Apollo reported ENI after taxes of $197.8 million for the second quarter ended June 30, 2013, compared to $18.7 million for the same period in 2012. The $179.1 million increase in ENI was driven by favorable performance in Apollo's Management and Incentive Businesses, which reported ENI of $89.1 million and $152.2 million for the second quarter ended June 30, 2013, respectively, compared to $70.4 million and $(28.4) million, respectively, for the same period in 2012. The $180.6 million quarter over quarter increase in ENI for the Incentive Business was largely the result of higher carried interest income from Apollo's private equity and credit segments during the second quarter of 2013 compared to the same period in 2012.
Apollo's total AUM was $113.1 billion as of June 30, 2013, an increase of $8.2 billion, or 8%, compared to $104.9 billion as of June 30, 2012. The $8.2 billion quarter over quarter increase in total AUM was primarily driven by a change in fair value of investments of $13.5 billion and new capital raised of $11.2 billion, offset in part by distributions of $17.9 billion. Fee-generating AUM was $79.3 billion as of June 30, 2013, an increase of $1.8 billion, or 2%, compared to $77.5 billion as of June 30, 2012.
U.S. GAAP results for the second quarter ended June 30, 2013 included net income attributable to Apollo of $58.7 million, or $0.32 per Class A share, compared to a net loss of $41.4 million, or $0.38 per Class A share, for the second quarter ended June 30, 2012.

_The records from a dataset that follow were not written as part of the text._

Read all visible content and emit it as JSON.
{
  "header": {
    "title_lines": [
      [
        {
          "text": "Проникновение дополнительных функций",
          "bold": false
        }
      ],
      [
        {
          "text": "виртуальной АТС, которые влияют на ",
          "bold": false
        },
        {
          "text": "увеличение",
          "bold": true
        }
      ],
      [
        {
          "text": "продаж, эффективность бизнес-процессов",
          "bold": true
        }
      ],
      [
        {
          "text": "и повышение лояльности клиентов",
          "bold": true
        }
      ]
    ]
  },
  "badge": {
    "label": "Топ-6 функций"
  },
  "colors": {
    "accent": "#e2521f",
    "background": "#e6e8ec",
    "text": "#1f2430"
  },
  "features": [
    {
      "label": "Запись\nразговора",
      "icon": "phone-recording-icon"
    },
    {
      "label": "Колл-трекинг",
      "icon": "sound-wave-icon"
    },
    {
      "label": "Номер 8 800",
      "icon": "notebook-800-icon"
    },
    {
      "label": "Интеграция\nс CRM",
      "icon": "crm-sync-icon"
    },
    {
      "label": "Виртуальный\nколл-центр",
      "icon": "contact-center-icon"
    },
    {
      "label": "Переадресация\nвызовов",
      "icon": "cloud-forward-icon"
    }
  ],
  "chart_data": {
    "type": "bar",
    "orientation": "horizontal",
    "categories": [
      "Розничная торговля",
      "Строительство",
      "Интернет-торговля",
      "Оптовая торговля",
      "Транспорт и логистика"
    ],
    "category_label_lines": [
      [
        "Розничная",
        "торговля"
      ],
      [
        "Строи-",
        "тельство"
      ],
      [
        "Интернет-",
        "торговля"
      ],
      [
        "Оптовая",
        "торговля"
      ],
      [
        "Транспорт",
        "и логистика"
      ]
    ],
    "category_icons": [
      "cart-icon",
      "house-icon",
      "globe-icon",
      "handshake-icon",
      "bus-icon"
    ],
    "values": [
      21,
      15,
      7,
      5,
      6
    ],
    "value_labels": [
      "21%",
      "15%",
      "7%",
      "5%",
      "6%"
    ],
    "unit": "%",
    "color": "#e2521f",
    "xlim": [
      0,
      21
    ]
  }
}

“Our results for the second quarter of 2013 reflect the continued strength of Apollo's integrated global platform and value-oriented investment approach,” said Leon Black, Chairman and Chief Executive Officer. “During the quarter we raised nearly $7 billion of new capital across all of our business segments, and we generated more than $7 billion of realizations for our investors.”